EVEREST SPINAL SYSTEM

K120656 · K2m, Inc. · MNI · Apr 4, 2012 · Orthopedic

Device Facts

Record IDK120656
Device NameEVEREST SPINAL SYSTEM
ApplicantK2m, Inc.
Product CodeMNI · Orthopedic
Decision DateApr 4, 2012
DecisionSESE
Submission TypeSpecial
Regulation21 CFR 888.3070
Device ClassClass 2
AttributesTherapeutic

Intended Use

The Everest Spinal System if used in conjunction with the Range (Mesa and Denali) Spinal Systems are: Non-cervical, pedicle screw fixation devices for posterior stabilization as an adjunct to fusion for the following indications: Trauma ( i.e. fracture or dislocation ); spinal stenosis; curvatures (i.e. scoliosis, kyphosis; and/or lordosis); tumor; pseudoarthrosis; and failed previous fusion.
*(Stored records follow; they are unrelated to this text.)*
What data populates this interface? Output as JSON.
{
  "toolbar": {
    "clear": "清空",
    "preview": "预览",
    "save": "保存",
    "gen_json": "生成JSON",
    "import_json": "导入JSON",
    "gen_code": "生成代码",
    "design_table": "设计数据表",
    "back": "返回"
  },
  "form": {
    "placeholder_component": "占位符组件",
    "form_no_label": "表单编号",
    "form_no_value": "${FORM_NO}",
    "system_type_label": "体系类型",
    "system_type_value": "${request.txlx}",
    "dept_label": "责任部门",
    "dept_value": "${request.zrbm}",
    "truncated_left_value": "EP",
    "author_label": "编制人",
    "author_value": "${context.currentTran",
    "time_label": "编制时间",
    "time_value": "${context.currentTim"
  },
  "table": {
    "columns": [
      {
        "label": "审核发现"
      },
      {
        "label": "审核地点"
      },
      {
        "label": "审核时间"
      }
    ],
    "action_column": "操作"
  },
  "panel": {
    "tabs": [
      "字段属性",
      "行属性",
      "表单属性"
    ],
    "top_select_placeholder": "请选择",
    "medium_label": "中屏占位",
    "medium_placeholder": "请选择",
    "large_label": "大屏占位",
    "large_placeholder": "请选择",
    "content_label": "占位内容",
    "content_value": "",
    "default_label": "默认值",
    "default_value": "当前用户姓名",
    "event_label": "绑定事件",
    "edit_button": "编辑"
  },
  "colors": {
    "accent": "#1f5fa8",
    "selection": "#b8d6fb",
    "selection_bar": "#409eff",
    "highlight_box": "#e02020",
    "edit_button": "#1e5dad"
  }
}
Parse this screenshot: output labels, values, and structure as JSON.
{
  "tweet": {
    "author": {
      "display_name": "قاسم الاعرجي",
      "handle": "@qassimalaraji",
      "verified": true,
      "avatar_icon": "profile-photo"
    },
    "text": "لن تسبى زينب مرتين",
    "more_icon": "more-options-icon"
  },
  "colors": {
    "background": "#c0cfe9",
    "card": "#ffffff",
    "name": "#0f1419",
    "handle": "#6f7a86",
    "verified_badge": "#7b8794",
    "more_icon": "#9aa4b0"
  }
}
It is also indicated for the treatment of severe spondylolisthesis ( grades 3 and 4 ) of the L5-S1 vertebra in skeletally mature patients receiving fusion by autogenous bone graft having implants attached to the lumbar and sacral spine ( L3 to sacrum) with removal of the implants after the attainment of a solid fusion. Non-cervical, non-pedicle spinal fixation devices intended for posterior or anterolateral thoracolumbar screw stabilization as an adjunct to fusion for the following indications: degenerative disc disease (DDD ) (defined as back pain of discogenic origin with degeneration of the disc confirmed by history and radiographic studies ); spondylolisthesis; trauma ( i.e. fracture or dislocation ); spinal stenosis; curvatures ( i.e. scoliosis, kyphosis; and/or lordosis); tumor; pseudoarthrosis; and failed previous fusion.

Device Story

Everest Spinal System is a top-loading, posterior thoracic-lumbar spinal fixation system; components include pedicle screws, rods, locking set screws, and hooks. Device functions as an adjunct to spinal fusion to provide immobilization. Used by surgeons in clinical settings. System expansion adds screw sizes and connectors for compatibility with Range Spinal System components. Provides mechanical stabilization to the spine to facilitate fusion; implants are intended for removal after solid fusion is achieved in specific spondylolisthesis cases.

Clinical Evidence

Bench testing only. Mechanical testing performed in accordance with ASTM F1717, including static compression, static torsion, and dynamic compression, to compare modified Everest Spinal System constructs against predicate devices.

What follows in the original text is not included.